Re: [linux-audio-user] so.... u wish to hear something completely horrible

From: tim hall <tech@email-addr-hidden>
Date: Sun Aug 27 2006 - 20:41:36 EEST

On Wednesday 23 August 2006 18:23, Chris Reisor was like:
> And these winey sensitive artist types need to realize that all art,
> form of expression, or even communication in general (hello! the
> freaking language that you speak, for that matter) is built on what
> has come before.

That's a truism. I expect you would also argue that there is no difference
between art and craft either. The effort involved in creating something new
out of raw materials and raw imagination is not the same as building
something out of pre-fabricated parts. Both are creatively worthy pursuits,
but the latter case usually involves some kind of transaction with the maker
of the pre-fabricated parts that you are using in addition to the transaction
that is necessary with the supplier of raw materials and the maker of tools.
Free licensing, of course replaces the need for these transactions.

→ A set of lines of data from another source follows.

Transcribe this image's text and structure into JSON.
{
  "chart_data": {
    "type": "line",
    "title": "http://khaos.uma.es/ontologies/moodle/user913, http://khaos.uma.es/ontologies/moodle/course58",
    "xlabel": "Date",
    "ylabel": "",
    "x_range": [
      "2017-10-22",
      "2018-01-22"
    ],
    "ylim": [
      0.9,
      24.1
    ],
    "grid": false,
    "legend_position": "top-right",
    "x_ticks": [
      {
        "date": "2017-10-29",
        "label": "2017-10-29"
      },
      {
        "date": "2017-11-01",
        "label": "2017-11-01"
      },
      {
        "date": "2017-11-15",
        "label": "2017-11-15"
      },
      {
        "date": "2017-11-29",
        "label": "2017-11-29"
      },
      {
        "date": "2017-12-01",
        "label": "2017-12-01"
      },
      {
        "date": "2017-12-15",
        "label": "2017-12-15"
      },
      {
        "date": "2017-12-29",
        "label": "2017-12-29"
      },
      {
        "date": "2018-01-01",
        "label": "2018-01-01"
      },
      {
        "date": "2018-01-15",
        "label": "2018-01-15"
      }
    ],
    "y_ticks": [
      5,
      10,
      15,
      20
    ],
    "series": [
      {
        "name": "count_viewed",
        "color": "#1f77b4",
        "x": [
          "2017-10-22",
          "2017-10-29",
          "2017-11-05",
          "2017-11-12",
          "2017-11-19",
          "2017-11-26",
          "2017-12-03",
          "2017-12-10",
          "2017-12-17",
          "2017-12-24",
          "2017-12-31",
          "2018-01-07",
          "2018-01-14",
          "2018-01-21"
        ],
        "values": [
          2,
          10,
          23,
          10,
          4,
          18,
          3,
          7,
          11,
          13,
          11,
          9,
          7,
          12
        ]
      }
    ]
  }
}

> If one doesn't think ones's work can stand on its own, in spite of
> constant reworkings, remixings, and reshapings, then one obviously
> doesn't have much confidence in one's ability to express oneself.

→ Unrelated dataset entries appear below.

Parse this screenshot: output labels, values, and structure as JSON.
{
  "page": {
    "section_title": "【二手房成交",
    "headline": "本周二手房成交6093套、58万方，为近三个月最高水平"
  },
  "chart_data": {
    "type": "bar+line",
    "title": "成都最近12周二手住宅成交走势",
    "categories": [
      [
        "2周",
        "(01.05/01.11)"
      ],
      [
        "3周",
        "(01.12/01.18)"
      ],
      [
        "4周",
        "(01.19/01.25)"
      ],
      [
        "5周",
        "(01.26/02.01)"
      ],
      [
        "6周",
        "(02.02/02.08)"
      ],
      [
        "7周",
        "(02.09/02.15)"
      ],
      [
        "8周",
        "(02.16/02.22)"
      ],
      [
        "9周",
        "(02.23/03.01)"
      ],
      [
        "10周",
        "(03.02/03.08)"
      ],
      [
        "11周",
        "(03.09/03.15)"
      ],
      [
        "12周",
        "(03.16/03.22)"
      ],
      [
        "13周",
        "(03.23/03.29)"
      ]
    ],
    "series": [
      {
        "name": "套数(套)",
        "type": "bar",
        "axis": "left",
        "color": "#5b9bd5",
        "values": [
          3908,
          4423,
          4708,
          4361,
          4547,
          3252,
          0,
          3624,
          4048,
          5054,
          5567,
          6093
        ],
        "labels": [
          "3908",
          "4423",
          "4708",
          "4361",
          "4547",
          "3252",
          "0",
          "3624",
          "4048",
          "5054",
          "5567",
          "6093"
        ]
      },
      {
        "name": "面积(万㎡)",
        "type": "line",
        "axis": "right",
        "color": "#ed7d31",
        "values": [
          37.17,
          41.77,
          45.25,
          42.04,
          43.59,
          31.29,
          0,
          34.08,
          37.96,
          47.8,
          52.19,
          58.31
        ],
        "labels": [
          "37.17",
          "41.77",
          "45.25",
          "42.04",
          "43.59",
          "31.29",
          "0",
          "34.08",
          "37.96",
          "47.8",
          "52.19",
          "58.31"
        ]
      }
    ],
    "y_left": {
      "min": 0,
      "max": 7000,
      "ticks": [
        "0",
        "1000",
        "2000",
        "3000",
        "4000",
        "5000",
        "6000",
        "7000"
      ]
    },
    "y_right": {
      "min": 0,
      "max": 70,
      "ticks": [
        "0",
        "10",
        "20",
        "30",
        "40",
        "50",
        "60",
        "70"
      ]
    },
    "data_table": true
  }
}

Most artists suffer from insecurity, as a result there is a high rate of
self-destructive behaviour amongst this group. Would you put this down to
self-indulgence or being whiny and sensitive? I'm not sure I care, this isn't
about artistic aesthetic sentiments it's about respect for the original
artists and the licenses they choose to put their work out under and
ultimately the fact that writing and recording music involves work and
dedication which is (hopefully) valued. It's a very materialistic legal
argument. If you choose to break these human conventions for a very strong
moral or artistic reason, then you may get away with it, but you had better
be sure that you really are a genius. Personally I find it easier to respect
people's licenses. I don't understand why this is such a problem, usually a
polite mail is enough to secure appropriate permissions.

tim hall
We are the people We've been waiting for.